Arte sob diferentes olhares

A admiração pela arte urbana levou pai e filha a viajarem por São Paulo, Berlim e Nova York para registrar as intervenções artísticas que encontrassem pelas ruas. Ele, Eduardo Longman, fotógrafo. Ela, Gabriela Longman, jornalista e doutoranda em Teoria Literária pela Universidade de São Paulo. O resultado dessa aventura nasce com o nome de Grafite – Labirintos do Olhar, um livro que, como conta Gabriela, “não é um relato de viagem nem um catálogo artístico. Também não é um um livro de fotografia nem uma reportagem. Ele é tudo isso junto”.

De acordo com a autora, a mistura de gêneros é um reflexo do que o próprio grafite simboliza dentro de cada uma das cidades visitadas: todas são grandes metrópoles, mas com suas especificidades ‒ tal qual as obras produzidas.

Devido às diferenças, a percepção e a aceitação também variam de um lugar para o outro.
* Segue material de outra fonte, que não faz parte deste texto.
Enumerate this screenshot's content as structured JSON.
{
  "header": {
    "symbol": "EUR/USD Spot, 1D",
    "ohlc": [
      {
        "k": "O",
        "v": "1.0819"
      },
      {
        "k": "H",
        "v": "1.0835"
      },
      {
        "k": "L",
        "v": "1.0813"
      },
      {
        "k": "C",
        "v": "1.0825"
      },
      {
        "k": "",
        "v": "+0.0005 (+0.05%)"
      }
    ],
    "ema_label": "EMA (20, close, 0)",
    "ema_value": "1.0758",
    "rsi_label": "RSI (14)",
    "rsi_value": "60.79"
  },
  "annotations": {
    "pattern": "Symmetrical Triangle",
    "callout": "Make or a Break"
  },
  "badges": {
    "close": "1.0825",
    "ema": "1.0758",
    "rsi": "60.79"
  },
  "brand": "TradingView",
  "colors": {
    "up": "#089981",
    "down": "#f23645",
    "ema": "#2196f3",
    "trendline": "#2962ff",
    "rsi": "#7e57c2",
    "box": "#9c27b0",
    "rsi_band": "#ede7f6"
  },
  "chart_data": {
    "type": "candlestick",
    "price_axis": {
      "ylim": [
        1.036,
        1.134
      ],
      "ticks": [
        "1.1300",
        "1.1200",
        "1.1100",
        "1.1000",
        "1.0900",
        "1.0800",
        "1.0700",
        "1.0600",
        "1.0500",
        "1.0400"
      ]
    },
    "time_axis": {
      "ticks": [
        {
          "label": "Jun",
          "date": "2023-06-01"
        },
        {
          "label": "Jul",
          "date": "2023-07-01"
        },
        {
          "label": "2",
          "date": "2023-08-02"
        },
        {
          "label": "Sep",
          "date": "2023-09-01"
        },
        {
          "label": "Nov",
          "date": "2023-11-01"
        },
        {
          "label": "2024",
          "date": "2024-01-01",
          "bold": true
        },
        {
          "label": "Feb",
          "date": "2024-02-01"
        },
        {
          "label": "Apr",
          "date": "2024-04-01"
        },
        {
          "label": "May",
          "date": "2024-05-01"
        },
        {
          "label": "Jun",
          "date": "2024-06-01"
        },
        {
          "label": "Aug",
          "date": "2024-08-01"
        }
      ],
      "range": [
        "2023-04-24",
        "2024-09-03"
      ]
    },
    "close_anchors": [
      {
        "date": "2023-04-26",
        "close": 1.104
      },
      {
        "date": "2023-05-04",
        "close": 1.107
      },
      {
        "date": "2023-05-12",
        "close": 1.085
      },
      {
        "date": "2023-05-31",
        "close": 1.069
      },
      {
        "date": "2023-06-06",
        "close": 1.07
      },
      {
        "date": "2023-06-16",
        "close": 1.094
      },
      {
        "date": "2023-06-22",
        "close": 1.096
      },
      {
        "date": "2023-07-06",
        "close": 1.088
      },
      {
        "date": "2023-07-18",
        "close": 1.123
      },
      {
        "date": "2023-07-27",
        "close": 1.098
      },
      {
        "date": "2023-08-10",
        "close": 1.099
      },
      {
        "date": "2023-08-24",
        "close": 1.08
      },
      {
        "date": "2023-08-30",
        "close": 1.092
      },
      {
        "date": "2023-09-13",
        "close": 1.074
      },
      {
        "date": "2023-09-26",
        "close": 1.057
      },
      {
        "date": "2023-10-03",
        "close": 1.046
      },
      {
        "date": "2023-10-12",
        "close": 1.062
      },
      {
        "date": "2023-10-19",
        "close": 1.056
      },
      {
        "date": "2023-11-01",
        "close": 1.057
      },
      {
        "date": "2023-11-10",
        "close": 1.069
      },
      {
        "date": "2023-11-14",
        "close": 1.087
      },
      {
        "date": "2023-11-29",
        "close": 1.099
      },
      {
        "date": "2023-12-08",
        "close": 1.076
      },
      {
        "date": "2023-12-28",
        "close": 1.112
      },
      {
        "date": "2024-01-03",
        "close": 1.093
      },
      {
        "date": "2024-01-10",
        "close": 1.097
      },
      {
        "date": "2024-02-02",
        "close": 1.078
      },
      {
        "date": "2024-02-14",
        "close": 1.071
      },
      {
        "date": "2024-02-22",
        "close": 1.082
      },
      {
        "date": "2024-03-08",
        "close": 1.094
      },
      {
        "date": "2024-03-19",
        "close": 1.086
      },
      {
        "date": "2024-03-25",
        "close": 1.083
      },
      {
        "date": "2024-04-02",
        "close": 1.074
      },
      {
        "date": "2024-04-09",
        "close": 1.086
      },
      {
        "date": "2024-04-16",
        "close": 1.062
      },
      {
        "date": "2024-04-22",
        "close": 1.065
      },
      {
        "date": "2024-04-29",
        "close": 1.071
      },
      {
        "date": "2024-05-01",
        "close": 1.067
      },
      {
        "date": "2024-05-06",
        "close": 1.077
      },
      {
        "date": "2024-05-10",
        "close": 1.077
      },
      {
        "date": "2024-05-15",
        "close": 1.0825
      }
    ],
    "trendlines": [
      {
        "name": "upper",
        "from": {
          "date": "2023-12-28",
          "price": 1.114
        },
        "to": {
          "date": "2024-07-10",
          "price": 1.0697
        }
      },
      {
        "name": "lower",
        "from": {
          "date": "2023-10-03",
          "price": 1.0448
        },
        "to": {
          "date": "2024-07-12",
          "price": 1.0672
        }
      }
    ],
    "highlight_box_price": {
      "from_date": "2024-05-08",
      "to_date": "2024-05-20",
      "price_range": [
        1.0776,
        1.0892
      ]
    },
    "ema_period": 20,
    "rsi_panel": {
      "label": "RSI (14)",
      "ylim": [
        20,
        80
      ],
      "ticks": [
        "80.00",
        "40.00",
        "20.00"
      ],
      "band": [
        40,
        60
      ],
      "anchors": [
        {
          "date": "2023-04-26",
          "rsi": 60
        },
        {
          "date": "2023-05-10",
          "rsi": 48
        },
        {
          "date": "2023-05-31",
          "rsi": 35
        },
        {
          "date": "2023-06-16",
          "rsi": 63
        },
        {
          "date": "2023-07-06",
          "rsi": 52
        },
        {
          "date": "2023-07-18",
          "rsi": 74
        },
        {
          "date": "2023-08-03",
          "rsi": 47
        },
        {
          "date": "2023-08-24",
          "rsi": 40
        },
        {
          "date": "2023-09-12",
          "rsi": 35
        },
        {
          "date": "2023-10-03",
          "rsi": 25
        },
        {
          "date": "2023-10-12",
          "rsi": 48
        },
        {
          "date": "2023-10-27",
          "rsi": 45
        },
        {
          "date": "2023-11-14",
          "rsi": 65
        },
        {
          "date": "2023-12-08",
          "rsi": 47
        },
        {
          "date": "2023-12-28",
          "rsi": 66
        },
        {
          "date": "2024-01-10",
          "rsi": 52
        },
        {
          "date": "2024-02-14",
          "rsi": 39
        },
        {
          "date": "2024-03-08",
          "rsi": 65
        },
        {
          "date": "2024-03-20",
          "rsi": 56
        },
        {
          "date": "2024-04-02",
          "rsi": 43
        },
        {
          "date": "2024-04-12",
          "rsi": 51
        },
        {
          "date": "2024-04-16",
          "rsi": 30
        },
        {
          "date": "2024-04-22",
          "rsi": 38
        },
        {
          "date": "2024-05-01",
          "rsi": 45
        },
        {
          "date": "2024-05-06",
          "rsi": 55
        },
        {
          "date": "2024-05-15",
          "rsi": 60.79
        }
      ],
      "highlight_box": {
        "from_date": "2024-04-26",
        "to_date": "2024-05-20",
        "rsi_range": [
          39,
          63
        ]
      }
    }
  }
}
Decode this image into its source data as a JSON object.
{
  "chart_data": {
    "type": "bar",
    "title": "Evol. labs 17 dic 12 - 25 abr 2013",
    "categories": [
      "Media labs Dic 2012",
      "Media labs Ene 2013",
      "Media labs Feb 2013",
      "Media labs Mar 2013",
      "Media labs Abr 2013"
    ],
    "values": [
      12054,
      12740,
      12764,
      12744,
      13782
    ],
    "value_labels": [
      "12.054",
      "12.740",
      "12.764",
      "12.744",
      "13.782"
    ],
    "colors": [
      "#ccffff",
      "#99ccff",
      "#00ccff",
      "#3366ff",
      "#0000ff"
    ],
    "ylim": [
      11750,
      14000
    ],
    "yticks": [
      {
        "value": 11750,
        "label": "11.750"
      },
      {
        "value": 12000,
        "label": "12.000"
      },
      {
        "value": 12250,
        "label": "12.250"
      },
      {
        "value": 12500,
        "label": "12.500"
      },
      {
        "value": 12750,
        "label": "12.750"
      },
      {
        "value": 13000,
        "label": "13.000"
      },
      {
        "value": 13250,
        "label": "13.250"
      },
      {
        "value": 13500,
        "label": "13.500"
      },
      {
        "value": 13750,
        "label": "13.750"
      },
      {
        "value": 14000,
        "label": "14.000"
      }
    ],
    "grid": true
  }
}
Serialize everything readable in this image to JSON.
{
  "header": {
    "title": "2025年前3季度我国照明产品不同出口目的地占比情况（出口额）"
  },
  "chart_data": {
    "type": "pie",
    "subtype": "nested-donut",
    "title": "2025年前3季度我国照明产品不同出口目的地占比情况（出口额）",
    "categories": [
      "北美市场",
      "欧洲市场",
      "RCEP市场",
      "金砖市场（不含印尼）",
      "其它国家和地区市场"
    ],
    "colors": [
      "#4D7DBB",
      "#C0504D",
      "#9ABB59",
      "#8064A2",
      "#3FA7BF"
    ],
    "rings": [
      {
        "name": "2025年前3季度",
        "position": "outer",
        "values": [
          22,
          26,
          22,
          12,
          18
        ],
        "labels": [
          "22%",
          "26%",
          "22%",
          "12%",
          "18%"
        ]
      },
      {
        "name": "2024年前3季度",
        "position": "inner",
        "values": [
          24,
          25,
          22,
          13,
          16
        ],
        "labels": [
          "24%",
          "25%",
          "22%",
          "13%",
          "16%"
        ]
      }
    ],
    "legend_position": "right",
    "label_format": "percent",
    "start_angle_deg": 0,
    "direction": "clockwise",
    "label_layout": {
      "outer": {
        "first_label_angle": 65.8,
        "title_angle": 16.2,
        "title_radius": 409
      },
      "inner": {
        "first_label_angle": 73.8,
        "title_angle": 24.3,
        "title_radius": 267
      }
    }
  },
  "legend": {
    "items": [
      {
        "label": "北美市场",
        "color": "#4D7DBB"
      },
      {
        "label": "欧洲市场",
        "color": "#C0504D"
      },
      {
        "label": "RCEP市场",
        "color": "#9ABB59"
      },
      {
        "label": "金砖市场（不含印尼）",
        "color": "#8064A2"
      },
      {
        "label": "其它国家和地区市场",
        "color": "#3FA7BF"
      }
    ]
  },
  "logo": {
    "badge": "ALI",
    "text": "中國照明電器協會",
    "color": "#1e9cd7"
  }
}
Em São Paulo, por exemplo, ainda há certa resistência em denominar as manifestações urbanas como arte: “Nosso objetivo com o livro é apresentar os debates envolvidos na temática do grafite, não dar respostas. Qual cidade que a gente quer? O grafite espelha essa discussão complexa sobre os espaços. A questão artística é a metáfora de algo maior, e o fato de estarmos imersos nesse debate já é um avanço”, completa Gabriela.

Em tempo: o lançamento do livro será no dia 07 de abril, às 19h, no Festival Internacional de Arte de São Paulo, a SP-Arte.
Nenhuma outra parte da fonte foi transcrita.